Если художественная литература охватывает связи человека с миром во всей совокупности (хотя в разных видах и жанрах с неодинаковой полнотой), то ее научно-фантастическая ветвь избирает преимущественно отношение человека к научно-индустриальной культуре. Если сформулировать объект научной фантастики в самом общем виде, это прежде всего взаимодействие научно-технического прогресса с человеком. Свою человековедческую задачу она осуществляет, таким образом, в более узком секторе действительности. Но возрастающее значение научно-фантастической литературы в том, что наука и научное мышление все шире охватывают мир, в котором мы живем. Ефремов высказал предположение, что «бытовой» и научно-фантастический потоки художественной литературы когда-то сольются. Предпосылку он видит в более глубоком и всеобщем проникновении научного сознания в художественно-практическое мышление.[13]
Но пока что научная фантастика не аналогична будущему синтезу художественного и научного познания. Ее художественная система двойственна, в ней используются два различных ряда образов: конкретный — и отвлеченный, эмоциональный — и интеллектуальный. Но взывает она (в отличие от ненаучной фантастики, которая опирается на сказочно-поэтическую условность) все-таки преимущественно ко второму, рационалистичному (или, может быть, интеллектуальному). Она как бы учитывает, что в эмоциональность современного человека интенсивнейше вторгается рационализм научного мироотношения. Выверка чувств разумом переходит в рефлекс, и есть основание полагать, что эта тенденция — надолго, ибо она — и следствие, и условие нормального взаимоотношения человека с усложняющейся цивилизацией. Вот почему до «физиков» лучше доходит не только научный смысл, но и специфичная «лирика» интеллектуализма, которую «лирики по профессии» хотели бы видеть в научной фантастике помимо фантастических идей.

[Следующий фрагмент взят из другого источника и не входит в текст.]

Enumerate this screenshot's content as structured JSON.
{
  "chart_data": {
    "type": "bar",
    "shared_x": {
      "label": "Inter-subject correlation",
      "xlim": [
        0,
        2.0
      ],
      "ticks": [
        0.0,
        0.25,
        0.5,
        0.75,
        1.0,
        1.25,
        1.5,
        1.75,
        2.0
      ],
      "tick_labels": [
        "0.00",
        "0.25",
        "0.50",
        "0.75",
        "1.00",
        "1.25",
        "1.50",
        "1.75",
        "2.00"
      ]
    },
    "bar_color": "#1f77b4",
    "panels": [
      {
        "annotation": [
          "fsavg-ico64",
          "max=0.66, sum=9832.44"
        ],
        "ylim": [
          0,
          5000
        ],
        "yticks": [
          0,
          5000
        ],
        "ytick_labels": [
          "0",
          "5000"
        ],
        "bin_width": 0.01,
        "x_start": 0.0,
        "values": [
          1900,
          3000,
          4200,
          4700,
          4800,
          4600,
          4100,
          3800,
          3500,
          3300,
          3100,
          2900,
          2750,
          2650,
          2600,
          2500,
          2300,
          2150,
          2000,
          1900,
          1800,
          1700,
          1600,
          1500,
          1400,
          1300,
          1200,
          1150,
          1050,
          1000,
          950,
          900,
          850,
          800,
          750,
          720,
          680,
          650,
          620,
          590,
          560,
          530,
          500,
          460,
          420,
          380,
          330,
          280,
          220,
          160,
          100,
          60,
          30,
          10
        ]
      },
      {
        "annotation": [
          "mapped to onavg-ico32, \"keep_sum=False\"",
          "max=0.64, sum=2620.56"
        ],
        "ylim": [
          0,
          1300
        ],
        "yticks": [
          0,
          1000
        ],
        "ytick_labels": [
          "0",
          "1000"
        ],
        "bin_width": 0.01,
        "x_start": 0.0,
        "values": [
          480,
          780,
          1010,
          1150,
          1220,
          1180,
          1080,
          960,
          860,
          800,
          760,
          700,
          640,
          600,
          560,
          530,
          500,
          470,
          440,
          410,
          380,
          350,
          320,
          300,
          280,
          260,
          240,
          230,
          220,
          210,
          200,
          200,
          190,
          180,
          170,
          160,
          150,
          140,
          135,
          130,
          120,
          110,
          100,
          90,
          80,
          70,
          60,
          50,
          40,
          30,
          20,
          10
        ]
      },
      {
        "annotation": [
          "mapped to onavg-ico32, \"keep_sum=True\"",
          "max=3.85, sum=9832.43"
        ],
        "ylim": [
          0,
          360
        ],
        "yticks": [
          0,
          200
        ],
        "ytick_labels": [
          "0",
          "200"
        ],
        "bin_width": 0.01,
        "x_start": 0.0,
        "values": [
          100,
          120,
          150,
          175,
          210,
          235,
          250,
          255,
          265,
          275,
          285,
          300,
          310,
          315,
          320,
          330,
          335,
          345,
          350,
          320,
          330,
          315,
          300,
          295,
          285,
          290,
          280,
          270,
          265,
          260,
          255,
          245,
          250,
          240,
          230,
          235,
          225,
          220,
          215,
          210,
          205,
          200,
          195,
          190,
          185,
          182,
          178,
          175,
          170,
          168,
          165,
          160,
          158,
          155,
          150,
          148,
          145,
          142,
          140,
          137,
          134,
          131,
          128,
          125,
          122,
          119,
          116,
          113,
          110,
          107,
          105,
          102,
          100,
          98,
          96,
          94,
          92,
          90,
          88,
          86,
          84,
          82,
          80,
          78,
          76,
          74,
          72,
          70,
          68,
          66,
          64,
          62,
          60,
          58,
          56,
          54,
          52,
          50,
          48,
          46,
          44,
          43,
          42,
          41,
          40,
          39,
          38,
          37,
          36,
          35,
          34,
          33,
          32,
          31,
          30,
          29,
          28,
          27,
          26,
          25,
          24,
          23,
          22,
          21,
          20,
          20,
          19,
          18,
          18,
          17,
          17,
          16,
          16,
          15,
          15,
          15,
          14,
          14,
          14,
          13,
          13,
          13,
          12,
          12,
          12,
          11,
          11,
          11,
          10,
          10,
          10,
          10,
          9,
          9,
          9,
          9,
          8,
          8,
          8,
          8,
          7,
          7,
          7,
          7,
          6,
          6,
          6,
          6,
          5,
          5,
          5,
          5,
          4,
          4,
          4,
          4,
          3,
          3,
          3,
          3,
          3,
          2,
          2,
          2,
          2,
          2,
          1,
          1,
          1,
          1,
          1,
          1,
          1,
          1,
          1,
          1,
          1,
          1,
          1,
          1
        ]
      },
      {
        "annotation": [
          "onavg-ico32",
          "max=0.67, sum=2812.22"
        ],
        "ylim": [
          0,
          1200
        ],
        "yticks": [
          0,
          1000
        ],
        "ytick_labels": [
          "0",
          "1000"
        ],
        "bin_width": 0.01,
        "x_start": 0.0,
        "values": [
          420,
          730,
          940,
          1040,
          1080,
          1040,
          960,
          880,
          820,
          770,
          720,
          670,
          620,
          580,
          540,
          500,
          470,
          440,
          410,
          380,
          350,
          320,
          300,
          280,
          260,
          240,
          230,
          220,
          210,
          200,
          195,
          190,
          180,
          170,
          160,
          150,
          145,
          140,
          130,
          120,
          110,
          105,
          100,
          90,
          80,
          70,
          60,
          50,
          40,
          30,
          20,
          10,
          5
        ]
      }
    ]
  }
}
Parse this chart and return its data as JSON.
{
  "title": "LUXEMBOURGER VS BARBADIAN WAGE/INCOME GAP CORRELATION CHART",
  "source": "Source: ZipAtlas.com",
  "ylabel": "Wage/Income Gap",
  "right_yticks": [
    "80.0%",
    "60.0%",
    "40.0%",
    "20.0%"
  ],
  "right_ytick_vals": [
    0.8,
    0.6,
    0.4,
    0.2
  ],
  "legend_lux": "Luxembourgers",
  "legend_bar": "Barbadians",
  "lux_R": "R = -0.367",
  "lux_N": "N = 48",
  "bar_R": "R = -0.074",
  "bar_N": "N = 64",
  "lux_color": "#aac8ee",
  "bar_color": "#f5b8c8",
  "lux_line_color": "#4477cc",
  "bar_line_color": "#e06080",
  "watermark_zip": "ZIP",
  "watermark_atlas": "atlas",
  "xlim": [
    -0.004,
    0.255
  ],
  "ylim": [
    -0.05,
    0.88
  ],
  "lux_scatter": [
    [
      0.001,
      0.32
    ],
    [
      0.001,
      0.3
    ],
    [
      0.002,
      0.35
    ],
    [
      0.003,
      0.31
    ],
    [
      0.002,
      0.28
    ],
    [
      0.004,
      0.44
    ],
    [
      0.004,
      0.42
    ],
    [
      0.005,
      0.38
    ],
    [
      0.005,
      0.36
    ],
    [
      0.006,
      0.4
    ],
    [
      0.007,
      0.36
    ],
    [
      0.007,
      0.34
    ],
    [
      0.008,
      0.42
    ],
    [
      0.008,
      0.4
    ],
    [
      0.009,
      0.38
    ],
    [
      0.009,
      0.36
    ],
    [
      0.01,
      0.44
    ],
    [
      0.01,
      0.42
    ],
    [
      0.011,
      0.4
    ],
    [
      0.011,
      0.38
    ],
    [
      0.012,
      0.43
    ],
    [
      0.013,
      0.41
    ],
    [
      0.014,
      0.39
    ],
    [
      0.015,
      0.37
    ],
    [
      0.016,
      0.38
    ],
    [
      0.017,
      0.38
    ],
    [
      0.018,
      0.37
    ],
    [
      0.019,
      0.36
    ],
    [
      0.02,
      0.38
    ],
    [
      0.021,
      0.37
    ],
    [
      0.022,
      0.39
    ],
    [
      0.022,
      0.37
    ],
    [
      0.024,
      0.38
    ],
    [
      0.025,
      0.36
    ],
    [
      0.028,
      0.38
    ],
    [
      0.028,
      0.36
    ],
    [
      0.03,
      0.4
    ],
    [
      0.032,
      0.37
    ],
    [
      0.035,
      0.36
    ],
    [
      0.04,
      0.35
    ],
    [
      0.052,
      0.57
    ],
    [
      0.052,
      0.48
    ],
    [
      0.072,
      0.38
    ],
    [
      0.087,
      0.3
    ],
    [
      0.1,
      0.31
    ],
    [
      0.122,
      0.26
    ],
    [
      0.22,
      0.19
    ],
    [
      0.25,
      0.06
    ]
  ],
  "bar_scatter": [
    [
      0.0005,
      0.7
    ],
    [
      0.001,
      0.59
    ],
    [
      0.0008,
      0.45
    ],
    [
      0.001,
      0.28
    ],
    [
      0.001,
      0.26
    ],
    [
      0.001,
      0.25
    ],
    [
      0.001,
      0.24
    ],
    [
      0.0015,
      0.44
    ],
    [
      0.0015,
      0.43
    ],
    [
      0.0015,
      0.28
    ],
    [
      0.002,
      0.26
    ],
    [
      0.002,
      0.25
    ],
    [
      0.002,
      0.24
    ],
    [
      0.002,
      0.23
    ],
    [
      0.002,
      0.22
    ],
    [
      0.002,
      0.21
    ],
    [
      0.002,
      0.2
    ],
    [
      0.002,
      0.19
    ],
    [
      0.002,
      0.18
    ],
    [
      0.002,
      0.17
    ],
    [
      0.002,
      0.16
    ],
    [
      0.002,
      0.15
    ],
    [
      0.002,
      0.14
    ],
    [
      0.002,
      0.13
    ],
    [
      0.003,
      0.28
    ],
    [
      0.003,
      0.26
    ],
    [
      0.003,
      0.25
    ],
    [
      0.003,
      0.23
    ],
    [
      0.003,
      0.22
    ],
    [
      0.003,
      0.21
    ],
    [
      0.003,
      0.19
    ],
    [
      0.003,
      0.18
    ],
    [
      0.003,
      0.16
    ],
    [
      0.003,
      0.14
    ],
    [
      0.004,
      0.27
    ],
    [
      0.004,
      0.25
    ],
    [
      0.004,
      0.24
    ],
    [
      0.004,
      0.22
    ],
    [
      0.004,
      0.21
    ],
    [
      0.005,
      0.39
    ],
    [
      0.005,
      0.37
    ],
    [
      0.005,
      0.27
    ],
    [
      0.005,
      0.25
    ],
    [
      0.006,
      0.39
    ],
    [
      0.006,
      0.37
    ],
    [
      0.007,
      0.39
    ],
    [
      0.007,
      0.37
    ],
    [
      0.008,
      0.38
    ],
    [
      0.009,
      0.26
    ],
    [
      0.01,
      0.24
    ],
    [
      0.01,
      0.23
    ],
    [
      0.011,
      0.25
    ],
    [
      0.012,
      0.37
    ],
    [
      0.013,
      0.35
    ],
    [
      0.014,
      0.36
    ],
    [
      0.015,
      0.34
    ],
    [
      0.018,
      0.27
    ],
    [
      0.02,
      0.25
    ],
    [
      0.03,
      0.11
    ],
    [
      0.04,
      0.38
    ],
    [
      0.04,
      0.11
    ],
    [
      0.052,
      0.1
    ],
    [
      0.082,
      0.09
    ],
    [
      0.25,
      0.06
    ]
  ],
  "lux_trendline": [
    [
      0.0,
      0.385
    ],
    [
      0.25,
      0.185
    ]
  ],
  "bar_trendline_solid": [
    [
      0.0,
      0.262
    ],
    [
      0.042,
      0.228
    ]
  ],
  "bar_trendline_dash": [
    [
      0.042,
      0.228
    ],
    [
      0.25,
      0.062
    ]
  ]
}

В «Туманности Андромеды» есть характерное словосочетание «вектор дружбы». Это не словесная дань «физикам», а одна из идей романа. В коммунистическом мире, когда семья перестанет быть экономической ячейкой и производственные связи тоже не всегда будут надолго объединять людей (перемена профессии, постоянные перемещения), узы тесной личной дружбы должны уравновесить растворение индивида в человечестве. Вектор дружбы, таким образом, — не столько личная радиосвязь, сколько тесная духовная близость. Слово, казалось бы, ведущее к математике (вектор — точно определенная и строго направленная величина), в контексте романа символизирует двуединость коллективизма при коммунизме: всеобщность братства и ценность индивидуального человека. И эта диалектика закодирована в соединении научного термина с эмоциональным общечеловеческим понятием. Стилистика образа восходит к фантастическим идеям романа.
Зависимость бытового ряда образов от фантастической идеи отмечал еще Уэллс. Говоря, что художественные «подробности надо брать из повседневной действительности»,[14] он подчеркивал, что затем следует сохранять «самую строгую верность фантастической посылке», ибо всякая лишняя выдумка, выходящая за пределы фантастической посылки, «придает целому оттенок глупого сочинительства».[15] А так как возможность черпать готовые детали из живой действительности у фантаста ограничена, он формирует фантастические детали, точно так же как и фантастические идеи, — по принципу экстраполяции. Исходная идея замысла обрастает таким образом художественной плотью как бы из самой себя — подобно тому, как считанные молекулы генов развертываются в запрограммированный в них организм.
Если невыдуманные, взятые из жизни детали нет надобности обосновывать, то для чисто фантастических главным обоснованием служит сама логика вымысла.